试图将脑源性神经营养因子(BDNF)的血液水平与创伤后应激障碍(PTSD)相关联的研究得出了相互矛盾的结果。一些研究发现BDNF与PTSD诊断及症状严重程度之间存在正相关,而另一些研究则发现这种关联是负相关。本研究调查了有PTSD和无PTSD的经历过战斗创伤的退伍军人之间,血清BDNF水平在横断面是否存在差异,以及血清BDNF的纵向变化是否会随着时间因PTSD诊断而有所不同。我们分析了270名经历过战斗创伤的退伍军人(230名男性,40名女性,平均年龄:33.29±8.28岁)的数据,发现在初次接触战斗创伤平均6年后(标准差=2.83年)的初始横断面评估(T0)时,PTSD阳性组的血清BDNF水平显著高于PTSD阴性对照组[31.03对26.95 ng/mL,t(268)=3.921,p<0.001]。在排除患有共病重度抑郁症的个体、使用抗抑郁药的个体,并对年龄、性别、种族、BMI和创伤后的时间进行控制后,这种差异仍然显著。59名首次参与(T0)的男性退伍军人在随访评估(T1)时再次接受评估,T1大约在T0后3年(标准差=0.88年)。
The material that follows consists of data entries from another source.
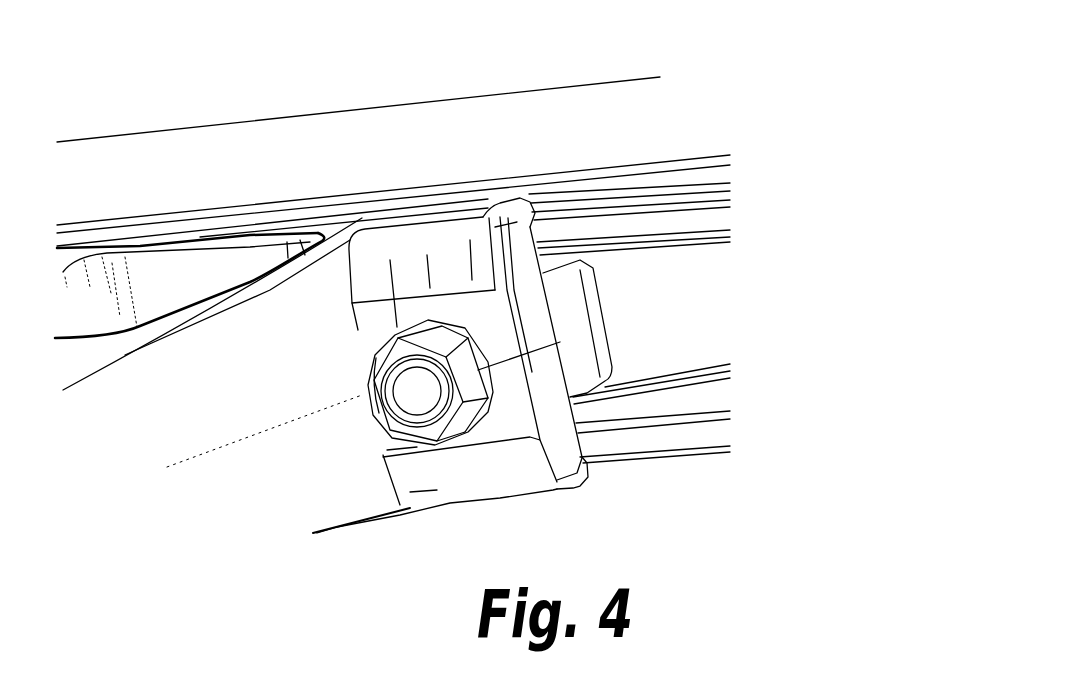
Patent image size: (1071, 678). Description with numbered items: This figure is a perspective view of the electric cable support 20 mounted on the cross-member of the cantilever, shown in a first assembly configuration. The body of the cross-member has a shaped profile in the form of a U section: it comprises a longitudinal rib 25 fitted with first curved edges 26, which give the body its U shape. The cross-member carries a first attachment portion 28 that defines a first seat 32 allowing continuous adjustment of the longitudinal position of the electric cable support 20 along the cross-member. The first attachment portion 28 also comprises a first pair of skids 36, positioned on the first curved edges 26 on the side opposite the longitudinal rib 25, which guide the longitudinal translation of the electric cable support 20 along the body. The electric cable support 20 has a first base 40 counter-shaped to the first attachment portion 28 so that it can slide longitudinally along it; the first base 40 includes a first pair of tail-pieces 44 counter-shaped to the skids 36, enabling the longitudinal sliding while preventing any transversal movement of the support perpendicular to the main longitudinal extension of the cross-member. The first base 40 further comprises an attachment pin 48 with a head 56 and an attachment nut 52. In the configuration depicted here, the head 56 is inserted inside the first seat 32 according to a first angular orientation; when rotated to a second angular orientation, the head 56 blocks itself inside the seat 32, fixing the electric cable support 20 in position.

The electric cable support 20 is at (170, 431).
The longitudinal rib 25 is at (717, 272).
The first curved edges 26 is at (658, 460).
The first attachment portion 28 is at (727, 343).
The first seat 32 is at (707, 406).
The first pair of skids 36 is at (699, 214).
The first base 40 is at (447, 507).
The first pair of tail-pieces 44 is at (560, 535).
The attachment pin 48 is at (355, 420).
The attachment nut 52 is at (400, 337).
The head 56 is at (578, 312).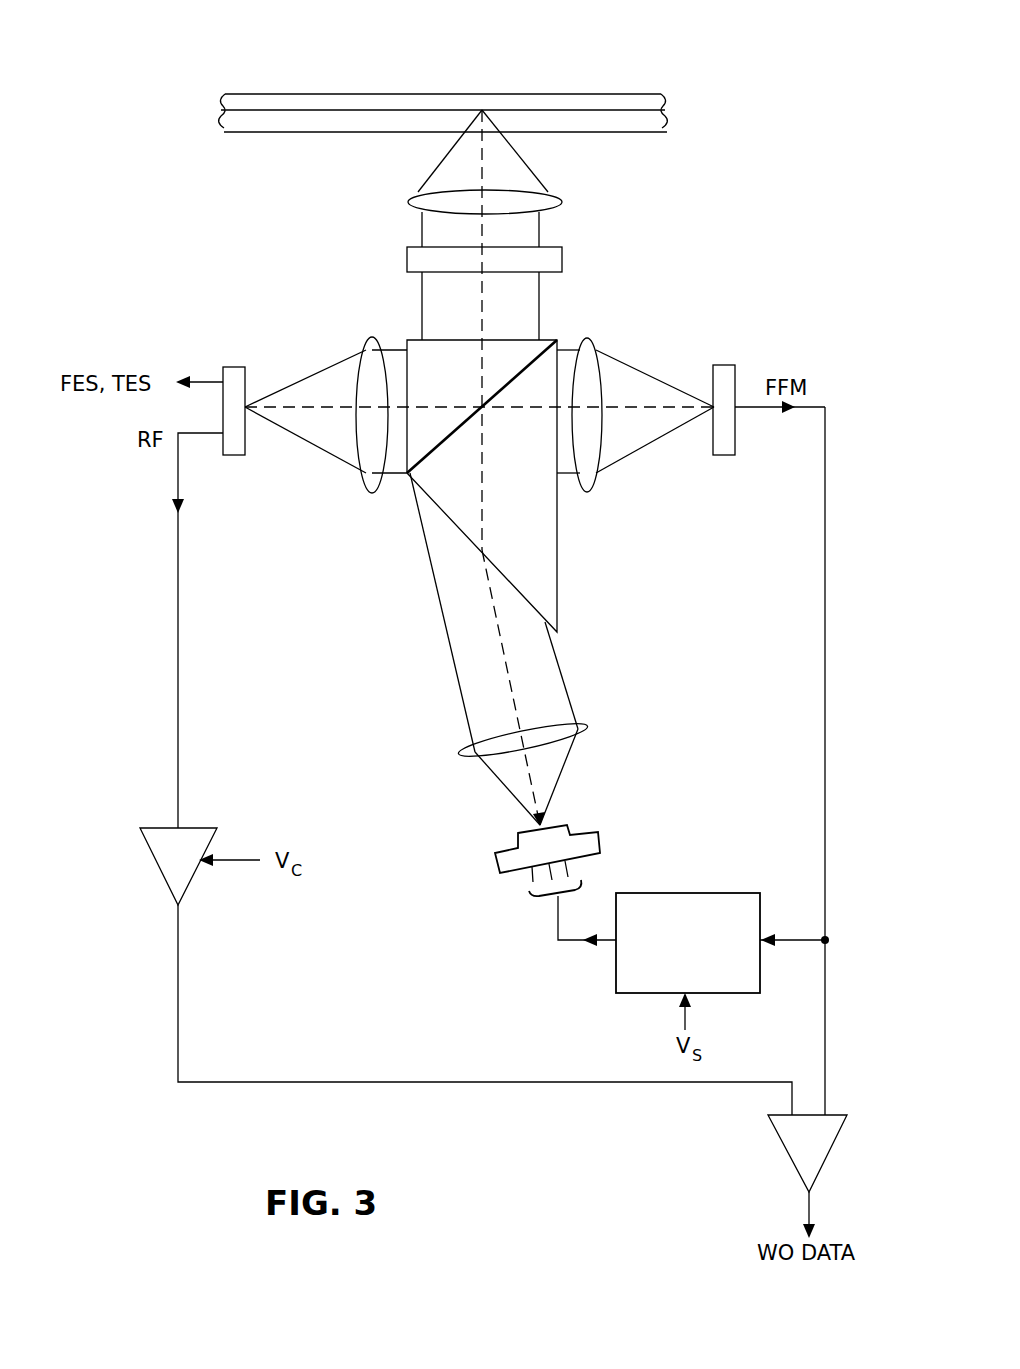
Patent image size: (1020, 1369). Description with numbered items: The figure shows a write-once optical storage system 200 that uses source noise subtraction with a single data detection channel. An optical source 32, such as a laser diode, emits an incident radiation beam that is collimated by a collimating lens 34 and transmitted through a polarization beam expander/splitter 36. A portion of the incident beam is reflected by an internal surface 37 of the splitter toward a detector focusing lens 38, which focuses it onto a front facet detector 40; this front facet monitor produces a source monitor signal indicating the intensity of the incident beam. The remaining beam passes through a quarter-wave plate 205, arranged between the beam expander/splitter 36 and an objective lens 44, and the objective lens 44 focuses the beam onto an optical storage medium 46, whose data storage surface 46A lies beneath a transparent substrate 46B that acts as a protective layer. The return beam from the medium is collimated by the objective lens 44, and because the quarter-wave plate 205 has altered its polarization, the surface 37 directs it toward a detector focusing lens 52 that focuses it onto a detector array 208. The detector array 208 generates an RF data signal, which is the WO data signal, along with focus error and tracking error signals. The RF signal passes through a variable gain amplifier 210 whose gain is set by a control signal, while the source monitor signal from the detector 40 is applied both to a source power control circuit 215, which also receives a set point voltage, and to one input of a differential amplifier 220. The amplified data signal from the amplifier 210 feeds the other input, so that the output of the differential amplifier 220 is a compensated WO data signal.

The write-once optical storage system 200 is at (76, 224).
The optical storage medium 46 is at (655, 65).
The data storage surface 46A is at (288, 100).
The transparent substrate 46B is at (338, 126).
The objective lens 44 is at (411, 200).
The quarter-wave plate 205 is at (407, 260).
The detector focusing lens 52 is at (372, 337).
The polarization beam expander/splitter 36 is at (492, 336).
The internal surface 37 is at (425, 458).
The detector focusing lens 38 is at (590, 332).
The detector array 208 is at (235, 458).
The front facet detector 40 is at (726, 457).
The collimating lens 34 is at (590, 727).
The optical source 32 is at (600, 843).
The source power control circuit 215 is at (722, 893).
The variable gain amplifier 210 is at (152, 859).
The differential amplifier 220 is at (780, 1146).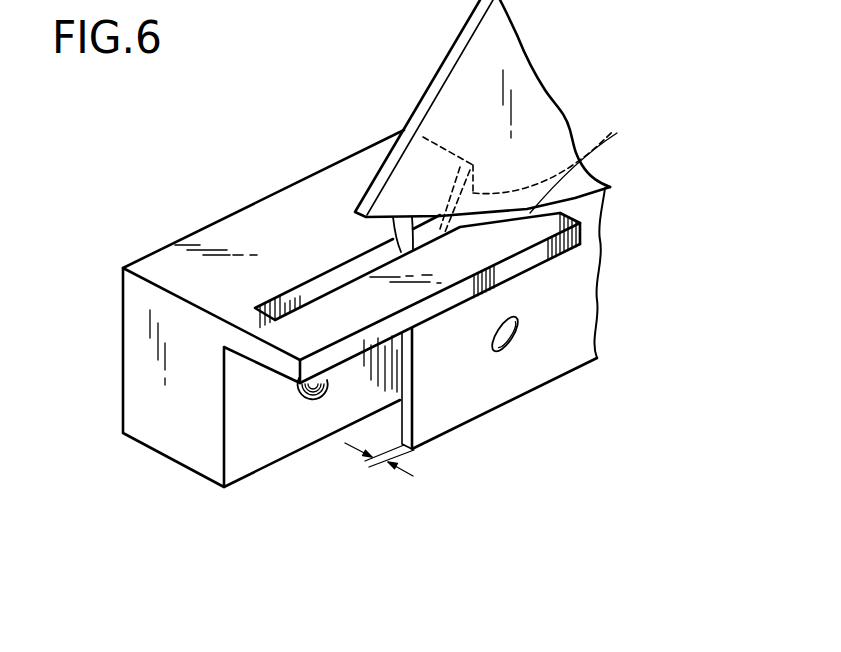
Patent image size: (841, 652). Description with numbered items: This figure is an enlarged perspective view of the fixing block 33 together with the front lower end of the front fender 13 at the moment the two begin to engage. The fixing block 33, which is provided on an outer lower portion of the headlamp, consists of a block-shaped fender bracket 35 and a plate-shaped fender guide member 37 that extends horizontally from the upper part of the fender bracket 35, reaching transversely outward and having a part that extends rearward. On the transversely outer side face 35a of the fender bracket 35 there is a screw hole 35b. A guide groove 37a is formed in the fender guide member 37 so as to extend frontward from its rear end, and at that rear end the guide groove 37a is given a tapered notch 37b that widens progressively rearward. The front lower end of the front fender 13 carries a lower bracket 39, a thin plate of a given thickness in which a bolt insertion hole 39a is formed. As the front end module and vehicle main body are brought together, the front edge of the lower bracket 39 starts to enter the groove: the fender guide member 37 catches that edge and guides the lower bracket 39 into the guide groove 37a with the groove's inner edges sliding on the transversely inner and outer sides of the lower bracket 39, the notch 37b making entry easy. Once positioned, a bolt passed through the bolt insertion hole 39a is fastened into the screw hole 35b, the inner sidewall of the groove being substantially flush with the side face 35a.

一项比较PTSD阳性组、“亚阈值PTSD”组和对照组的单因素方差分析显示,在T1时,PTSD阳性组的血清BDNF水平仍然显著高于对照组[30.05对24.66 ng/mL,F(2, 56)=3.420,p=0.040]。在PTSD组内的两个时间点,血清BDNF水平均与PTSD症状严重程度无相关性[r(128)=0.062,p=0.481和r(28)=0.157,p=0.407]。在受试者内部,血清BDNF水平随时间没有显著变化[t(56)=1.269,p=0.210],从T0到T1的血清BDNF变化也与在T0时被诊断为PTSD的患者的PTSD症状严重程度变化无相关性[r(27)=-0.250,p=0.192]。我们的纵向数据是首次在战斗PTSD中报告的,表明较高的血清BDNF水平可能是慢性战斗PTSD的一个稳定生物学特征,与症状严重程度无关。